Die Wärmeversorgung auf dem Bisinger „MauteAreal“ schien in „trockenen Tüchern“ – bis die EnBW Ende des vergangenen Jahres unerwartet ihren Ausstieg erklärte.
Die Empörung darüber bei der Gemeinde und im Gemeinderat war gleichermaßen groß. Zuletzt auch im Blick darauf, dass Bisingen in die Wärmekonzeption und die Betreiberausschreibung viel Geld investiert hatte.
„Verbranntes“ Geld, räumt Holger Maier, Fachbereichsleiter Bauen, ein. Trotzdem: Von einer neuen Ausschreibung (auf der Suche nach einem neuen/anderen Betreiber) wird abgesehen – unter anderem auch deshalb, weil man die Entwicklung des Quartiers zügig vorantreiben möchte.

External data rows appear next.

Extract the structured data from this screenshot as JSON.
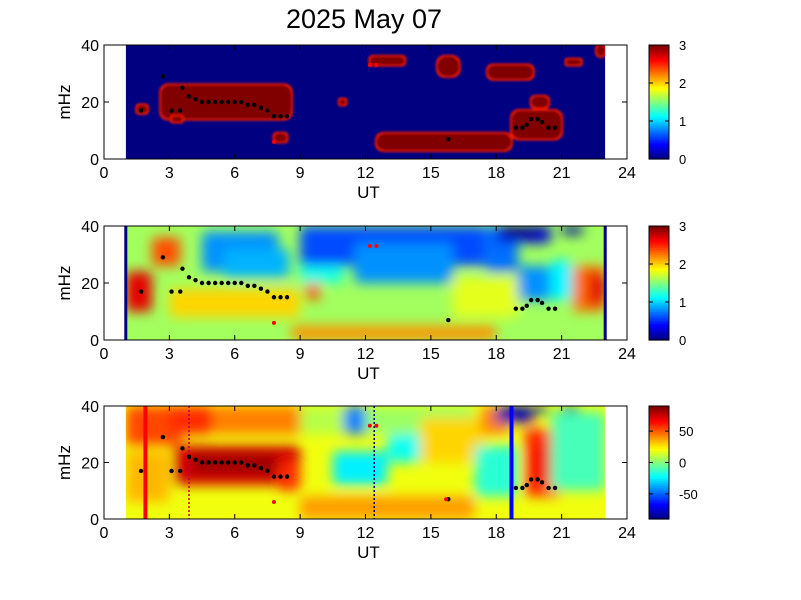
{
  "title": "2025 May 07",
  "chart_data": [
    {
      "type": "heatmap",
      "id": "panel-1",
      "xlabel": "UT",
      "ylabel": "mHz",
      "xlim": [
        0,
        24
      ],
      "ylim": [
        0,
        40
      ],
      "xticks": [
        0,
        3,
        6,
        9,
        12,
        15,
        18,
        21,
        24
      ],
      "yticks": [
        0,
        20,
        40
      ],
      "data_range_ut": [
        1,
        23
      ],
      "colorbar": {
        "min": 0,
        "max": 3,
        "ticks": [
          0,
          1,
          2,
          3
        ],
        "tick_labels": [
          "0",
          "1",
          "2",
          "3"
        ]
      },
      "background_level": 0,
      "regions": [
        {
          "ut": [
            2.6,
            8.6
          ],
          "freq": [
            14,
            26
          ],
          "level": 3
        },
        {
          "ut": [
            1.5,
            2.0
          ],
          "freq": [
            16,
            19
          ],
          "level": 3
        },
        {
          "ut": [
            3.1,
            3.6
          ],
          "freq": [
            13,
            15
          ],
          "level": 3
        },
        {
          "ut": [
            7.8,
            8.4
          ],
          "freq": [
            6,
            9
          ],
          "level": 3
        },
        {
          "ut": [
            10.8,
            11.1
          ],
          "freq": [
            19,
            21
          ],
          "level": 3
        },
        {
          "ut": [
            12.2,
            13.8
          ],
          "freq": [
            33,
            36
          ],
          "level": 3
        },
        {
          "ut": [
            15.3,
            16.3
          ],
          "freq": [
            29,
            36
          ],
          "level": 3
        },
        {
          "ut": [
            17.6,
            19.7
          ],
          "freq": [
            28,
            33
          ],
          "level": 3
        },
        {
          "ut": [
            12.5,
            18.7
          ],
          "freq": [
            3,
            9
          ],
          "level": 3
        },
        {
          "ut": [
            18.7,
            21.0
          ],
          "freq": [
            7,
            17
          ],
          "level": 3
        },
        {
          "ut": [
            19.6,
            20.4
          ],
          "freq": [
            18,
            22
          ],
          "level": 3
        },
        {
          "ut": [
            21.2,
            21.9
          ],
          "freq": [
            33,
            35
          ],
          "level": 3
        },
        {
          "ut": [
            22.6,
            23.0
          ],
          "freq": [
            36,
            40
          ],
          "level": 3
        }
      ],
      "markers": {
        "black": [
          [
            1.7,
            17
          ],
          [
            2.7,
            29
          ],
          [
            3.1,
            17
          ],
          [
            3.5,
            17
          ],
          [
            3.6,
            25
          ],
          [
            3.9,
            22
          ],
          [
            4.2,
            21
          ],
          [
            4.5,
            20
          ],
          [
            4.8,
            20
          ],
          [
            5.1,
            20
          ],
          [
            5.4,
            20
          ],
          [
            5.7,
            20
          ],
          [
            6.0,
            20
          ],
          [
            6.3,
            20
          ],
          [
            6.6,
            19
          ],
          [
            6.9,
            19
          ],
          [
            7.2,
            18
          ],
          [
            7.5,
            17
          ],
          [
            7.8,
            15
          ],
          [
            8.1,
            15
          ],
          [
            8.4,
            15
          ],
          [
            15.8,
            7
          ],
          [
            18.9,
            11
          ],
          [
            19.2,
            11
          ],
          [
            19.4,
            12
          ],
          [
            19.6,
            14
          ],
          [
            19.9,
            14
          ],
          [
            20.1,
            13
          ],
          [
            20.4,
            11
          ],
          [
            20.7,
            11
          ]
        ],
        "red": [
          [
            7.8,
            6
          ],
          [
            12.2,
            33
          ],
          [
            12.5,
            33
          ]
        ]
      }
    },
    {
      "type": "heatmap",
      "id": "panel-2",
      "xlabel": "UT",
      "ylabel": "mHz",
      "xlim": [
        0,
        24
      ],
      "ylim": [
        0,
        40
      ],
      "xticks": [
        0,
        3,
        6,
        9,
        12,
        15,
        18,
        21,
        24
      ],
      "yticks": [
        0,
        20,
        40
      ],
      "data_range_ut": [
        1,
        23
      ],
      "colorbar": {
        "min": 0,
        "max": 3,
        "ticks": [
          0,
          1,
          2,
          3
        ],
        "tick_labels": [
          "0",
          "1",
          "2",
          "3"
        ]
      },
      "background_level": 1.6,
      "regions": [
        {
          "ut": [
            1.0,
            2.2
          ],
          "freq": [
            10,
            24
          ],
          "level": 2.7
        },
        {
          "ut": [
            2.2,
            3.5
          ],
          "freq": [
            26,
            36
          ],
          "level": 2.4
        },
        {
          "ut": [
            3.0,
            9.0
          ],
          "freq": [
            8,
            18
          ],
          "level": 2.0
        },
        {
          "ut": [
            4.5,
            8.0
          ],
          "freq": [
            24,
            38
          ],
          "level": 0.8
        },
        {
          "ut": [
            5.5,
            8.5
          ],
          "freq": [
            22,
            32
          ],
          "level": 0.9
        },
        {
          "ut": [
            9.0,
            11.0
          ],
          "freq": [
            20,
            36
          ],
          "level": 1.2
        },
        {
          "ut": [
            9.3,
            9.9
          ],
          "freq": [
            14,
            20
          ],
          "level": 2.4
        },
        {
          "ut": [
            8.6,
            18.0
          ],
          "freq": [
            0,
            5
          ],
          "level": 2.2
        },
        {
          "ut": [
            9.0,
            17.5
          ],
          "freq": [
            26,
            40
          ],
          "level": 0.6
        },
        {
          "ut": [
            11.5,
            16.0
          ],
          "freq": [
            20,
            34
          ],
          "level": 0.8
        },
        {
          "ut": [
            17.5,
            19.0
          ],
          "freq": [
            24,
            40
          ],
          "level": 0.7
        },
        {
          "ut": [
            18.0,
            20.5
          ],
          "freq": [
            34,
            40
          ],
          "level": 0.3
        },
        {
          "ut": [
            18.3,
            19.8
          ],
          "freq": [
            36,
            40
          ],
          "level": 0.0
        },
        {
          "ut": [
            19.8,
            20.4
          ],
          "freq": [
            37,
            40
          ],
          "level": 0.1
        },
        {
          "ut": [
            21.0,
            22.0
          ],
          "freq": [
            37,
            40
          ],
          "level": 0.1
        },
        {
          "ut": [
            19.0,
            20.5
          ],
          "freq": [
            14,
            26
          ],
          "level": 0.8
        },
        {
          "ut": [
            20.5,
            21.5
          ],
          "freq": [
            14,
            28
          ],
          "level": 1.1
        },
        {
          "ut": [
            21.5,
            23.0
          ],
          "freq": [
            10,
            26
          ],
          "level": 2.3
        },
        {
          "ut": [
            22.2,
            23.0
          ],
          "freq": [
            12,
            24
          ],
          "level": 2.7
        },
        {
          "ut": [
            16.0,
            19.0
          ],
          "freq": [
            8,
            22
          ],
          "level": 1.8
        }
      ],
      "edge_bars_ut": [
        1.0,
        23.0
      ],
      "markers": {
        "black": [
          [
            1.7,
            17
          ],
          [
            2.7,
            29
          ],
          [
            3.1,
            17
          ],
          [
            3.5,
            17
          ],
          [
            3.6,
            25
          ],
          [
            3.9,
            22
          ],
          [
            4.2,
            21
          ],
          [
            4.5,
            20
          ],
          [
            4.8,
            20
          ],
          [
            5.1,
            20
          ],
          [
            5.4,
            20
          ],
          [
            5.7,
            20
          ],
          [
            6.0,
            20
          ],
          [
            6.3,
            20
          ],
          [
            6.6,
            19
          ],
          [
            6.9,
            19
          ],
          [
            7.2,
            18
          ],
          [
            7.5,
            17
          ],
          [
            7.8,
            15
          ],
          [
            8.1,
            15
          ],
          [
            8.4,
            15
          ],
          [
            15.8,
            7
          ],
          [
            18.9,
            11
          ],
          [
            19.2,
            11
          ],
          [
            19.4,
            12
          ],
          [
            19.6,
            14
          ],
          [
            19.9,
            14
          ],
          [
            20.1,
            13
          ],
          [
            20.4,
            11
          ],
          [
            20.7,
            11
          ]
        ],
        "red": [
          [
            7.8,
            6
          ],
          [
            12.2,
            33
          ],
          [
            12.5,
            33
          ]
        ]
      }
    },
    {
      "type": "heatmap",
      "id": "panel-3",
      "xlabel": "UT",
      "ylabel": "mHz",
      "xlim": [
        0,
        24
      ],
      "ylim": [
        0,
        40
      ],
      "xticks": [
        0,
        3,
        6,
        9,
        12,
        15,
        18,
        21,
        24
      ],
      "yticks": [
        0,
        20,
        40
      ],
      "data_range_ut": [
        1,
        23
      ],
      "colorbar": {
        "min": -90,
        "max": 90,
        "ticks": [
          50,
          0,
          -50
        ],
        "tick_labels": [
          "50",
          "0",
          "-50"
        ]
      },
      "background_level": 20,
      "regions": [
        {
          "ut": [
            1.0,
            3.6
          ],
          "freq": [
            26,
            40
          ],
          "level": 55
        },
        {
          "ut": [
            3.0,
            5.0
          ],
          "freq": [
            30,
            40
          ],
          "level": 60
        },
        {
          "ut": [
            5.0,
            9.5
          ],
          "freq": [
            30,
            40
          ],
          "level": 45
        },
        {
          "ut": [
            3.2,
            9.0
          ],
          "freq": [
            12,
            26
          ],
          "level": 75
        },
        {
          "ut": [
            4.0,
            8.0
          ],
          "freq": [
            16,
            23
          ],
          "level": 85
        },
        {
          "ut": [
            8.0,
            9.0
          ],
          "freq": [
            10,
            20
          ],
          "level": 60
        },
        {
          "ut": [
            9.0,
            12.0
          ],
          "freq": [
            30,
            40
          ],
          "level": 10
        },
        {
          "ut": [
            10.5,
            13.0
          ],
          "freq": [
            12,
            24
          ],
          "level": -25
        },
        {
          "ut": [
            11.0,
            13.0
          ],
          "freq": [
            30,
            40
          ],
          "level": -45
        },
        {
          "ut": [
            13.0,
            15.0
          ],
          "freq": [
            20,
            30
          ],
          "level": -20
        },
        {
          "ut": [
            12.0,
            17.0
          ],
          "freq": [
            30,
            40
          ],
          "level": 5
        },
        {
          "ut": [
            14.5,
            17.5
          ],
          "freq": [
            20,
            36
          ],
          "level": 30
        },
        {
          "ut": [
            9.0,
            17.0
          ],
          "freq": [
            0,
            8
          ],
          "level": 40
        },
        {
          "ut": [
            17.3,
            18.6
          ],
          "freq": [
            30,
            40
          ],
          "level": 45
        },
        {
          "ut": [
            18.0,
            19.7
          ],
          "freq": [
            34,
            40
          ],
          "level": -80
        },
        {
          "ut": [
            19.8,
            20.4
          ],
          "freq": [
            37,
            40
          ],
          "level": -80
        },
        {
          "ut": [
            21.0,
            21.8
          ],
          "freq": [
            36,
            40
          ],
          "level": -80
        },
        {
          "ut": [
            19.3,
            21.0
          ],
          "freq": [
            8,
            32
          ],
          "level": 60
        },
        {
          "ut": [
            19.8,
            20.8
          ],
          "freq": [
            14,
            26
          ],
          "level": 70
        },
        {
          "ut": [
            20.5,
            23.0
          ],
          "freq": [
            10,
            38
          ],
          "level": -10
        },
        {
          "ut": [
            17.0,
            19.0
          ],
          "freq": [
            8,
            26
          ],
          "level": -15
        },
        {
          "ut": [
            1.0,
            3.0
          ],
          "freq": [
            6,
            24
          ],
          "level": 35
        }
      ],
      "vertical_lines": [
        {
          "ut": 1.9,
          "color": "#ff0000",
          "style": "solid"
        },
        {
          "ut": 3.9,
          "color": "#c00040",
          "style": "dotted"
        },
        {
          "ut": 12.4,
          "color": "#000080",
          "style": "dotted"
        },
        {
          "ut": 18.7,
          "color": "#0000ff",
          "style": "solid"
        }
      ],
      "markers": {
        "black": [
          [
            1.7,
            17
          ],
          [
            2.7,
            29
          ],
          [
            3.1,
            17
          ],
          [
            3.5,
            17
          ],
          [
            3.6,
            25
          ],
          [
            3.9,
            22
          ],
          [
            4.2,
            21
          ],
          [
            4.5,
            20
          ],
          [
            4.8,
            20
          ],
          [
            5.1,
            20
          ],
          [
            5.4,
            20
          ],
          [
            5.7,
            20
          ],
          [
            6.0,
            20
          ],
          [
            6.3,
            20
          ],
          [
            6.6,
            19
          ],
          [
            6.9,
            19
          ],
          [
            7.2,
            18
          ],
          [
            7.5,
            17
          ],
          [
            7.8,
            15
          ],
          [
            8.1,
            15
          ],
          [
            8.4,
            15
          ],
          [
            15.8,
            7
          ],
          [
            18.9,
            11
          ],
          [
            19.2,
            11
          ],
          [
            19.4,
            12
          ],
          [
            19.6,
            14
          ],
          [
            19.9,
            14
          ],
          [
            20.1,
            13
          ],
          [
            20.4,
            11
          ],
          [
            20.7,
            11
          ]
        ],
        "red": [
          [
            7.8,
            6
          ],
          [
            12.2,
            33
          ],
          [
            12.5,
            33
          ],
          [
            15.7,
            7
          ]
        ]
      }
    }
  ]
}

Für die Bauträger „eher positiv“
Noch im alten Jahr wurden die potenziellen Bauträger in Kenntnis gesetzt. Wie sie auf die veränderten Vorzeichen reagiert haben? „Eher positiv“, sagt der Ortsbaumeister. Und er erklärt auch weshalb: „Die Bauträger können jetzt selbst entscheiden, in welcher Form sie für Wärme in ihren Neubauten sorgen wollen.“ Zum Beispiel mit eigenen Wärmepumpen, PV-Anlagen… Das sei für die Firmen auch „besser kalkulierbar“.
Anders geplant
Die Kirchspielgemeinde hatte es anders geplant. Sie wollte die Erdwärme aus dem Boden holen und damit eine Grundlast an Wärme bieten. „Das wäre nachhaltig gewesen“, macht Holger Maier die Intention deutlich. Es ist, wie es ist. Die Gemeinde ist aktuell dabei, die Erschließung auf dem „Maute-Areal“ zu optimieren – gänzlich ohne Wärmeleistungen. Und ebenso ohne die geplante Energiezentrale. An dem für sie vorgesehenen Standort ist nun also Platz für eine andere Nutzung.
Von unten nach oben
Im Rahmen der Erschließung auf dem künftigen Wohnquartier arbeitet sich Bisingen von unten nach oben. Heißt: Zuerst werden die Regen- und Schmutzwasserleitungen verlegt, dann geht‘s an die Wasserversorgung, ans Breitband und den Strom. Der Startschuss soll Mitte dieses Jahres fallen. Ein Jahr später sollen die Erschließungsarbeiten abgeschlossen sein. Schon früher, etwa Ende des Jahres 2026, könnten die Bauträger, allen voran die Firmen Holzbau Fuß, Meßstetten, und Geiger Massivbau, Albstadt, in die Bauphase eintreten – so sie denn „am Ball bleiben“ in der Entwicklung des „Maute-Areals“.
Baugemeinschaft stößt bisher nicht auf Interesse
Genau das hat die Gemeinde den Unternehmen auch signalisiert. Und: „Darauf hoffen wir“, ergänzt der Fachbereichsleiter Bauen. Synergetische Effekte haben könnte nach Meinung des Fachbereichsleiters Bauen der gedankliche Schwenk der Planungsgruppe agsn, Tübingen. Die Pläne der Architekten für eine Baugemeinschaft „auf Maute“ stießen bisher (noch) nicht auf das erwartet große Interesse, weshalb ein seniorengerechtes Bauen zum Thema geworden ist. Ein solches Bauen, ergänzt beispielsweise um Betriebs-, Angehörigen- oder Mitarbeiterwohnungen, könnte erfolgversprechend sein, sagt Holger Maier.